Friday, January 11, 2008

THE PRIVELEGE OF THE PATRIARCHY

This has got to stop:

Gloria Steinem… asks whether a woman born in exactly Barack Obama's circumstances would ever have made it to the U.S. Senate, much less have a shot at the presidency, but she never stops to ask whether a black woman with Hillary Clinton's bio would ever have enjoyed the advantage of her husband's success at the highest level of politics to slingshot her on her way.

The point is that Hillary's path is the privileged one here, in a way that only a female candidate could be. She emerged into regional and national prominence because of her husband, not because of herself. His career opened her door, however admirably she has taken advantage of that fact. (Chris Crane via Andrew Sullivan)



To say that “she emerged into regional and national prominence because of her husband” is reductive and misleading, and has gone on unchecked throughout this entire election. Bill Clinton's career succeeded in large part due to Hillary Clinton’s hard work behind the scenes, her firm grasp of policy, and her clear vision for the future. To imply that Clinton just “slingshot”-ed her way to the top makes denies how instrumental she was in her husband’s ascension, and how much political acumen and experience she has because of it. Read the Carville/Matlin book, where Carville talks about how Clinton’s smarts and grasp of the issue helped Bill Clinton run a successful campaign.

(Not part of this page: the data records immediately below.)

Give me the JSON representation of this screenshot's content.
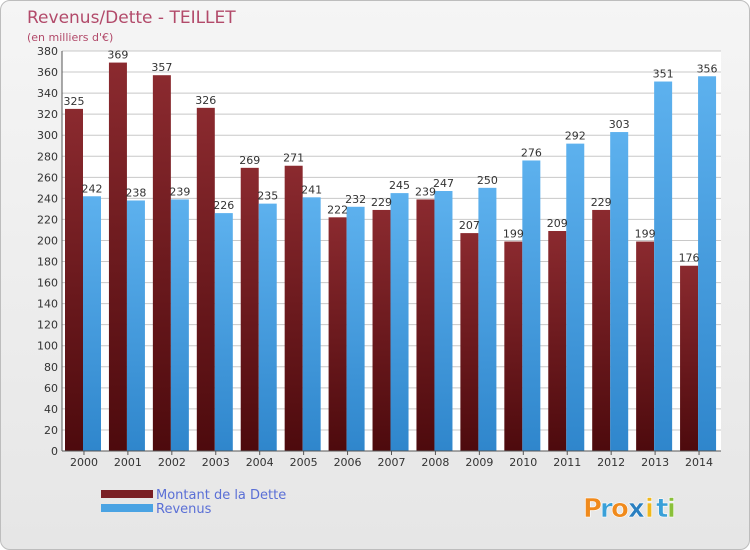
{
  "chart_data": {
    "type": "bar",
    "title": "Revenus/Dette - TEILLET",
    "subtitle": "(en milliers d'€)",
    "categories": [
      "2000",
      "2001",
      "2002",
      "2003",
      "2004",
      "2005",
      "2006",
      "2007",
      "2008",
      "2009",
      "2010",
      "2011",
      "2012",
      "2013",
      "2014"
    ],
    "series": [
      {
        "name": "Montant de la Dette",
        "color": "#7a1f24",
        "values": [
          325,
          369,
          357,
          326,
          269,
          271,
          222,
          229,
          239,
          207,
          199,
          209,
          229,
          199,
          176
        ]
      },
      {
        "name": "Revenus",
        "color": "#4aa3e3",
        "values": [
          242,
          238,
          239,
          226,
          235,
          241,
          232,
          245,
          247,
          250,
          276,
          292,
          303,
          351,
          356
        ]
      }
    ],
    "ylim": [
      0,
      380
    ],
    "ytick_step": 20,
    "grid": true,
    "legend_position": "bottom-left"
  },
  "brand": {
    "letters": [
      "P",
      "r",
      "o",
      "x",
      "i",
      "t",
      "i"
    ],
    "colors": [
      "#f08a1c",
      "#3aa0d8",
      "#f08a1c",
      "#2a7fc0",
      "#f0b81c",
      "#3aa0d8",
      "#8ac03a"
    ]
  }
}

Read Sullivan himself, who just yesterday said, “[Bill] Clinton will be deeply involved in a possible future Clinton administration, just as his wife was in his.”

Read any number of the conservative critics who, in 1992, said "that the Clintons may have pushed too hard on the concept of an unprecedented partnership in the White House,” They called her:

"a hall monitor" type whose drive and earnestness are off-putting: "She doesn't complement Clinton because she appears to be another liberal policy wonk. It doesn't seem like a family -- more like a merger." (NY Times, May 18 1992)


When she was involved in her husband’s campaign and presidency, she was a meddling power-hungry bitch. Now she’s a privileged lady who gets to side-step all the “real” work while her husband - ever so chivalrously - "opens the door" for her to waltz right through.

Calling another Clinton presidency represents a "dynasty" – a word used by both Democrats and Republicans – is just as frustrating. It implies that Bill has taken all he earned and handed it to her in a neatly wrapped package. The truth is that she and Bill earned it together, and now it’s her turn to step up. Using the term "dynasty" implies a sense of entitlement and privilege which completely disrespects the hard work she’s done for the past 40 years.

Hillary Clinton did what a lot of women of her generation, and the generation before that, ad nauseum did: they married a man they loved and believed in, did what they could to support his career, then allowed themselves to be the center of attention once his goals were achieved. Now the same people who endorsed and imposed that system are trying to punish her for following their rules. It's enough to make you want to cry.